I understand the plan good enough so that my predictions regarding buck harvests, breeding rates and total harvests were dead on,while yours were dead wrong.
The reason the deer density numbers are no longer the largest force in deer management was because they were estimated numbers that had way to much variability in their degree of accuracy. They had such a low reliability because they were estimated numbers that came from the end result of using many other estimated numbers to reach that bottom line estimate
Guess what sport, the PGC is still using the same estimated numbers that they used in the past to establish antlerless allocations. Every year they estimate the change the deer populations and in order to calculate that change they have to know the estimated populations for the two years involved.
But, neither your comment or my answer, in response, have anything to do with the topic so why are you going in that direction yet again?
The topic is the delay in the audit and the audit would address the very issues we are discussing.

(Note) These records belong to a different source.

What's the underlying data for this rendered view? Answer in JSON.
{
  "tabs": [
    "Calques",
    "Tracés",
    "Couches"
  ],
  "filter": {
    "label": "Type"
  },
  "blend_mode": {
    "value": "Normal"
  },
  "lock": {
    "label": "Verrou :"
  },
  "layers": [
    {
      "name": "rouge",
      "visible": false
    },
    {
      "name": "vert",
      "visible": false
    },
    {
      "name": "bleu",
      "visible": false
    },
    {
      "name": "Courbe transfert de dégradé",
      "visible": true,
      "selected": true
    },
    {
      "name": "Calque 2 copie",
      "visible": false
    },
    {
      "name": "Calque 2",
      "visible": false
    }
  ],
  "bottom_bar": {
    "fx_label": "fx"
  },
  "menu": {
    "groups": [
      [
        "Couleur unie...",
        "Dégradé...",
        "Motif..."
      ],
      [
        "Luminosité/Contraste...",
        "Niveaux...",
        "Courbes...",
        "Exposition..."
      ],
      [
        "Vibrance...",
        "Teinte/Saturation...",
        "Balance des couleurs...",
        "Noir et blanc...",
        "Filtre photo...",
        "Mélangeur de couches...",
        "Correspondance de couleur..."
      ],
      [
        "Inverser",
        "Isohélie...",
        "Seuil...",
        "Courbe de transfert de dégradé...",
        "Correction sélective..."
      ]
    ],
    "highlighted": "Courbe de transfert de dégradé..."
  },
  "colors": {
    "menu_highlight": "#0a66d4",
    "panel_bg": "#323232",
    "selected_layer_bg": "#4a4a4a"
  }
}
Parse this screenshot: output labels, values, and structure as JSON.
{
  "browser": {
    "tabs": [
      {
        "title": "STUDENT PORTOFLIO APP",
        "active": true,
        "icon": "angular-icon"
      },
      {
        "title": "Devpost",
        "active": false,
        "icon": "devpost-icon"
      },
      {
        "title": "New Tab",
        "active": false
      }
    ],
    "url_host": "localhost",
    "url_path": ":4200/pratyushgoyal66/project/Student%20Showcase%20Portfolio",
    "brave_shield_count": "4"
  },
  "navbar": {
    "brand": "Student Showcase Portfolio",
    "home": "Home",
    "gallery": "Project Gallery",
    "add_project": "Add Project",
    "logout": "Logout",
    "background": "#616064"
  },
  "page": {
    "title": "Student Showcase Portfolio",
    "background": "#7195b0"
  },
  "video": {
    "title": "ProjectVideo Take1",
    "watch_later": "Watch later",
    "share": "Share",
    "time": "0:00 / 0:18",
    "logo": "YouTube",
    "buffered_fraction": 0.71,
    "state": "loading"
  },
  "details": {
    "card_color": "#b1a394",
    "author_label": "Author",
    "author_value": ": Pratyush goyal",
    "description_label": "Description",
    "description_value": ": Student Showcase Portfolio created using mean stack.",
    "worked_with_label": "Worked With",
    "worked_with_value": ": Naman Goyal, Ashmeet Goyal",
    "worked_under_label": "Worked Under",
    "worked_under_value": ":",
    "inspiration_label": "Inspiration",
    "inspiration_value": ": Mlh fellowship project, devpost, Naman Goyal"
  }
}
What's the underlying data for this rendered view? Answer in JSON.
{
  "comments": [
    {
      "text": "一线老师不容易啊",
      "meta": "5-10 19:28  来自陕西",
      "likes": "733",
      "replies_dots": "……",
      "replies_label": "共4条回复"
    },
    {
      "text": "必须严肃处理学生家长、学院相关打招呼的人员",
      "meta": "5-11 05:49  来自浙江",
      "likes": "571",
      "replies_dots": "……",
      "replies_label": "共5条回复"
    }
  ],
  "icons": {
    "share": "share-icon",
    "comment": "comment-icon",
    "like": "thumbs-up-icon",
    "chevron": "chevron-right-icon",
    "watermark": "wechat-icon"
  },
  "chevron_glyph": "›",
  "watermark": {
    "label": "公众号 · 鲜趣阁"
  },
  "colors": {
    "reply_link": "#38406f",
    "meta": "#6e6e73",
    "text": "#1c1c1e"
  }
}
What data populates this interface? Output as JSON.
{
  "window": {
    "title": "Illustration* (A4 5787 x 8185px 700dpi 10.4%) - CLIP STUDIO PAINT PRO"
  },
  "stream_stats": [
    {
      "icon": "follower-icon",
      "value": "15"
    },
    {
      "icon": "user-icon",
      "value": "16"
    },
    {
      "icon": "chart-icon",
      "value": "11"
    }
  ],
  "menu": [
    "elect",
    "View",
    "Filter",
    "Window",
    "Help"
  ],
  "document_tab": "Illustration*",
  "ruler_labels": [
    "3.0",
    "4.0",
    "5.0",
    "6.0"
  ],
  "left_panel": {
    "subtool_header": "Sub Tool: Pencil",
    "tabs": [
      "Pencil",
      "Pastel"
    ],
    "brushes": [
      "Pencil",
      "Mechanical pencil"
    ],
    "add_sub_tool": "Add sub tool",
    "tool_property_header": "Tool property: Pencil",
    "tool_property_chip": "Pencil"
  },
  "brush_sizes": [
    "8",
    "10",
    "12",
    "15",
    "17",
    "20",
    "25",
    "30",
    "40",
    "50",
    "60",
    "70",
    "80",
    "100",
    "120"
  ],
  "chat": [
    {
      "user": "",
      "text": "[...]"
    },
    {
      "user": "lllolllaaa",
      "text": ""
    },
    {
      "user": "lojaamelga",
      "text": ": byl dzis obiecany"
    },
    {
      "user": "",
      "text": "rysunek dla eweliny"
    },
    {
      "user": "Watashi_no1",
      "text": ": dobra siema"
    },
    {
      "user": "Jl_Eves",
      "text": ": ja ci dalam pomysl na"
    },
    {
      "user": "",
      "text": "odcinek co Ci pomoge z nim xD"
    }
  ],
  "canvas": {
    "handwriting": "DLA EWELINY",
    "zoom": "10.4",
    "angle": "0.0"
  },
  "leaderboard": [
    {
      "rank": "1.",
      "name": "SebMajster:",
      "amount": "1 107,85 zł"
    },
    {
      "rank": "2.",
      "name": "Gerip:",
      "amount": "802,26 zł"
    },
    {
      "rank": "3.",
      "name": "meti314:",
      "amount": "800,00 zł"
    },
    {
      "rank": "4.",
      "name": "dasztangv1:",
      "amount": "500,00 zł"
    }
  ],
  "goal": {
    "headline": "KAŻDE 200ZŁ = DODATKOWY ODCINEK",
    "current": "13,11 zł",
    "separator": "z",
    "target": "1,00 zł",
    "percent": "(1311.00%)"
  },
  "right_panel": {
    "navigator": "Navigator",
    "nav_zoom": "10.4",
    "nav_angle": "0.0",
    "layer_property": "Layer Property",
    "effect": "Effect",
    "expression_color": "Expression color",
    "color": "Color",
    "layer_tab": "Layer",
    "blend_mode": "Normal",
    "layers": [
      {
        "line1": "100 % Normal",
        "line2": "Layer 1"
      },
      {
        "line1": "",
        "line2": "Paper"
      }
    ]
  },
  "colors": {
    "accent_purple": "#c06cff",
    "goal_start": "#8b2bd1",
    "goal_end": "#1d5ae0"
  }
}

No one ever said they didn’t still use population estimates in the deer allocation modeling. They always have and mostly always will have population estimates for each unit. Otherwise there would be no need to even collect harvest data and I assure you there is no likelihood of not collecting and using that data in the future just as has occurred in the past.
But, estimated deer densities is not the gage used in determining the herd or forest health parameters that determine if the population should be held stable, reduced or if it is even possible for it to increase.
So as I already pointed out you don’t understand, never have and most likely never will.